One of the perils of running the Hannah Arendt Center is that I am expected to respond to controversies that I would rather avoid. I strive to be ecumenical, to allow all sorts of readings of Arendt, not to impose my own or disqualify others. One recent essay, however, has caused quite the stir. It is the pugilistic and highly conceptual essay by Samuel Moyn that warns us to be wary of reading Arendt’s work because, he argues, she was a “Cold War liberal.” In “Hannah Arendt among the Cold War Liberals, Moyn argues that Arendt’s thought is infected by the evils of Cold War liberalism alongside Zionism, nationalism, and racism, for which sins it is said to be “irretrievable in our time.” Moyn is an excellent and formidable scholar whose work on human rights has contributed greatly to our understanding of the loss of political ideals in the modern world. His words carry weight. Seyla Benhabib has written a response.
Moyn admits that naming Arendt a Cold War liberal is tendentious. He concedes that her thinking was deeper than anything like the Cold War liberalism he is writing about, and he acknowledges that it had different foundations than other Cold War liberals. He writes that she “verged on a “strange” kind of Cold War liberalism.” Nevertheless, Moyn insists she was a Cold War liberal, as if such an appellation were something meaningful and sinister. Benhabib sees that Moyn does precisely what Arendt would teach us to avoid: he labels her, implicates her by association, calls her a Cold War liberal as if that name itself means something about her thinking.

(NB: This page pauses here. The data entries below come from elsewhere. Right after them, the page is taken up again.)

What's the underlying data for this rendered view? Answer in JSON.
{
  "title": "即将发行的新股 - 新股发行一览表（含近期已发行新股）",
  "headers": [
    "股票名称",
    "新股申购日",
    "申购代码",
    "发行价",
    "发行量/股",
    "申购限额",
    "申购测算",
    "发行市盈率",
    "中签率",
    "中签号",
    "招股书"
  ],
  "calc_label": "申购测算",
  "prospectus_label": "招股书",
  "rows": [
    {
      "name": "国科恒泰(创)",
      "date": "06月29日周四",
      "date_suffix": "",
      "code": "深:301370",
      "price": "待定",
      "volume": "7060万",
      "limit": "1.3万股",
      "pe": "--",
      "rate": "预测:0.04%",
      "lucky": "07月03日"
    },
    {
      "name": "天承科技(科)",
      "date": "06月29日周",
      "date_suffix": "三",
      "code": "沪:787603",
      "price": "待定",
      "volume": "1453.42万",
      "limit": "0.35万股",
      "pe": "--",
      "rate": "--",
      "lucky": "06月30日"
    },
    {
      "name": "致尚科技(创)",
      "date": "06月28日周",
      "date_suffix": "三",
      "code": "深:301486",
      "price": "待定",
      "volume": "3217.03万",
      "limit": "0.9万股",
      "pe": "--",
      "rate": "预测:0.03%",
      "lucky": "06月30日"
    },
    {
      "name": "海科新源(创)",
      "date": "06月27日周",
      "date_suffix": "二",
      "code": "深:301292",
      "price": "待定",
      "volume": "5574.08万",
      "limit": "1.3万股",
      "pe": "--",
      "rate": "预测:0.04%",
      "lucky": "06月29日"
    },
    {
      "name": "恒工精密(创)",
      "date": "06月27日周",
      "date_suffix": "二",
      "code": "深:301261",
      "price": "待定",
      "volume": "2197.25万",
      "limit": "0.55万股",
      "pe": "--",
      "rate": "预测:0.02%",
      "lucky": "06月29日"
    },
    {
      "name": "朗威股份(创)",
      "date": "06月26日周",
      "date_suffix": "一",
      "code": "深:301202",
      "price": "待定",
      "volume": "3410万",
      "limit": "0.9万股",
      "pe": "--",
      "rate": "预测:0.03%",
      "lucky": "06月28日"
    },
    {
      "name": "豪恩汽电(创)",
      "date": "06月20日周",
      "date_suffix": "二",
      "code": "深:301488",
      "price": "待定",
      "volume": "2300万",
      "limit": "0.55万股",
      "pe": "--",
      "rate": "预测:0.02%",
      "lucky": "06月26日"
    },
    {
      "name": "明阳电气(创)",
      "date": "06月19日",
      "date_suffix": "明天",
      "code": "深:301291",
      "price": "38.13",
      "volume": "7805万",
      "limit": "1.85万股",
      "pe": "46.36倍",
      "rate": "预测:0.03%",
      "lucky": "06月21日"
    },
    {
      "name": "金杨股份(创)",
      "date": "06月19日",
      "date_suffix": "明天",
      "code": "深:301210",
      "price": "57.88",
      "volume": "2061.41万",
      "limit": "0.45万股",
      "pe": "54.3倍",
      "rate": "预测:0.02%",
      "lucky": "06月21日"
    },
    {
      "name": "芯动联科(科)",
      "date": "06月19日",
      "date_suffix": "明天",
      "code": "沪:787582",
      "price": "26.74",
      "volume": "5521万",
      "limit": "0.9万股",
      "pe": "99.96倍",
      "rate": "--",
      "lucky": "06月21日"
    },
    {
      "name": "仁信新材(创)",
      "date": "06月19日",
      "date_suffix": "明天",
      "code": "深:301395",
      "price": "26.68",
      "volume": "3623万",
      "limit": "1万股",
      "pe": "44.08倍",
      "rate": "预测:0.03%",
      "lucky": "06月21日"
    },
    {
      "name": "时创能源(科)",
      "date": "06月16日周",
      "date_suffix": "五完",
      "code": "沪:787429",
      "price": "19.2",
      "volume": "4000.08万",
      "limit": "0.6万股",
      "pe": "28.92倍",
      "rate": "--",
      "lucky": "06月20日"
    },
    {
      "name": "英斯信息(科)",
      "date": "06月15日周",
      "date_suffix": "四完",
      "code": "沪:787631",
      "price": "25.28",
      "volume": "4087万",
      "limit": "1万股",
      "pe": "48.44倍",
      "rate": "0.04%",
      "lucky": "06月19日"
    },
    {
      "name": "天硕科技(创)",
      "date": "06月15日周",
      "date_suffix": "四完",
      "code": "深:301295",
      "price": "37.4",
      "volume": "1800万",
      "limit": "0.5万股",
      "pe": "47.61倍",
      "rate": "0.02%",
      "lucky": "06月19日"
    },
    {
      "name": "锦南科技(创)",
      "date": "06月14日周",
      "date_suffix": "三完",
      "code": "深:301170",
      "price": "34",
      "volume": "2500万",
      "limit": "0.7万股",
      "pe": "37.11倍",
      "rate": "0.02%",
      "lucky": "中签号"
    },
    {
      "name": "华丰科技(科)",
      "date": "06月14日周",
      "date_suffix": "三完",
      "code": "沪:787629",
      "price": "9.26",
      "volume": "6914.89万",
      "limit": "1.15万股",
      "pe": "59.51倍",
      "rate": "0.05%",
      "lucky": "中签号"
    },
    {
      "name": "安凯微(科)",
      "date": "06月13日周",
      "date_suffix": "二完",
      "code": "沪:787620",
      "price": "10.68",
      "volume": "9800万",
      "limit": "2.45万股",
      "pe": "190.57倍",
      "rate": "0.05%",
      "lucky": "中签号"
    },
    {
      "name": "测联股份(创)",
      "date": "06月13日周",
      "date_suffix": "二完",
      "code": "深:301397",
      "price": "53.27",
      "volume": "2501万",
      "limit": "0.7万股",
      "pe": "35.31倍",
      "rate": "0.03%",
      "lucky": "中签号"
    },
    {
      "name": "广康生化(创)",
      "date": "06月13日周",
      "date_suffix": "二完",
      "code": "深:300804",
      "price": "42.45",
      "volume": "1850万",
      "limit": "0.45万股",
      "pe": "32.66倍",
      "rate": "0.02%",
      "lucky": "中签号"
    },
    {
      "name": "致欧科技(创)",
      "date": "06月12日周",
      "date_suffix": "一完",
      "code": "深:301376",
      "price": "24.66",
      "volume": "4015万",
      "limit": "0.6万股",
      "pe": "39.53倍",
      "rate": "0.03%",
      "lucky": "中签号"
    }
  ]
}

To catch yourself up on the conflict it is helpful to read Benhabib’s response, published by The Journal of the History of Ideas. Benhabib writes:
Samuel Moyn is a provocative writer. He regards theoretical disagreements, differences of interpretation and scholarly contestations agonistically, as a fight in which it is existential that those who disagree with him be freed from their delusions and misunderstandings. Thus, a phrase in his article states that “Generations of instrumentalizing, opportunistic, or promotional readings have obscured the relationship that Arendt sustained with Cold War liberals.” Moyn is out to set them right.
Alas, Moyn’s central argument—that even if Arendt was not a liberal, “her very attempt to strike out on her own in developing a new account of freedom proves hostage to many of the intellectual and political premises of Cold War liberalism”—is vague and confused (my emphasis). “Proves hostage” is an interesting phrase: does Moyn mean that Arendt was simply influenced by Cold War liberals such as Isaiah Berlin, Jacob Talmon, or Karl Popper? There is no evidence for this, and Moyn only cites that Arendt possessed a copy of Talmon’s book – Origins of Totalitarian Democracy. So, “proved hostage” seems to mean some kind of convergence of ideas and orientations, despite differences between Arendt and Cold War liberals, which Moyn himself acknowledges.
Moyn’s presumption of convergence centers on ‘totalitarianism’ to characterize both Nazism and Stalinism. Unlike classical Anglo-American liberalism, Arendt’s work had little to say about economics and markets, and furthermore, unlike Cold War liberals, she retained in Moyn’s words, “an early nineteenth-century commitment to creative perfectionism” (an aspect of liberal thought appreciated by Nancy Rosenblum). How then does Arendt’s critique of totalitarianism make her a Cold War liberal? In order to place Arendt in the procrustean bed he has created, Moyn radically neglects the milieu out of which Arendt’s critique of Stalinism and developments in the Soviet Union grew.